No final do ano passado, o grupo apresentou-se em Roma, no Teatro Brancaccio, com lotação esgotada para todos os espetáculos (de 25 a 29/11/2015), dentro do RomaEuropa Festival. A exemplo do Cirque du Soleil, a companhia Les 7 doigts de la main também nasceu e cresceu no Canadá, em Québec, e se tornou um dos grupos de grande destaque ao misturar as artes circenses (equilibrismo, malabarismo e acrobacias) com teatro, música e dança.
Participou dos espetáculos de aberturas de três edições dos Jogos Olímpicos de Inverno: em Turim, em 2006, em Vancouver, em 2010 e em Socchi, na Rússia, em 2014.
Acrobacia do cotidiano
A característica principal do grupo “é criar um circo que busca retratar os sentimentos, as relações pessoais que permeiam as cenas cotidianas.
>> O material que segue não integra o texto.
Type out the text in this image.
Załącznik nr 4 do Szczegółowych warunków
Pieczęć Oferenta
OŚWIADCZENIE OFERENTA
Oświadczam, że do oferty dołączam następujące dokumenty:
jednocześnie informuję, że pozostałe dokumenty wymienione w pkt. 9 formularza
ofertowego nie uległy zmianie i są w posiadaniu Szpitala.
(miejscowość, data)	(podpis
Eles dançam e fazem acrobacias e mostram fases da vida de cada um – nem sempre rosa nem sempre cinzenta”. Nessa linha está “Cuisine & Confessions”, criado por Shana Carroll e Sébastien Soldevila. Trata-se de um espetáculo dos mais surpreendentes da cena internacional. Um misto de circo-teatro com nove integrantes (13 no total, se houver necessidade de substituições) provenientes de várias artes: circo, teatro, música, ginástica e dança. E são de diferentes nacionalidades: Argentina, Canadá, Rússia, Estados Unidos, França, Chile e Espanha. Eles relatam ao público as experiências pessoais que passaram em sua vida artística e emotiva.
As “Confissões” são envolvidas com números aéreos e acrobáticos, em tecido e mastro chinês, ao som de canções e recordações de sabores e odores gastronômicos dos países de origem dos artistas.
Les 7 Doigts de la main carrega a determinação de criar um circo singular – autoral – desde a sua criação em 2002. E de acordo com seus princípios, derruba fronteiras entre as artes em uma mistura de estilos, na busca de mostrar as faces do ser humano.
Sem cortina
A primeira surpresa quando se entra no teatro para assistir “Confissões e Cozinha” é que não existe cortina, o cenário está aberto e os artistas conversam em cena.
O cenário é uma grande cozinha com todos os equipamentos e utensílios: fogão, geladeira, armários, mesa, cadeira, liquidificador, batedeira, panelas e talheres, entre outros. E o mais importante, os alimentos – ou seja, os ingredientes necessários para a preparação de uma ceia.
Os artistas conversam entre si, alguns descem até o público como se fosse uma reunião bastante informal. As surpresas não terminam aí. Durante o espetáculo, entre números de equilibrismo, acrobáticos e de danças frenéticas, os artistas preparam, em cena aberta, uma ceia completa que, ao final, é servida aos espectadores – que são convidados a subir no palco e jantar com os artistas/cozinheiros em um verdadeiro “happening artístico/gastronômico”.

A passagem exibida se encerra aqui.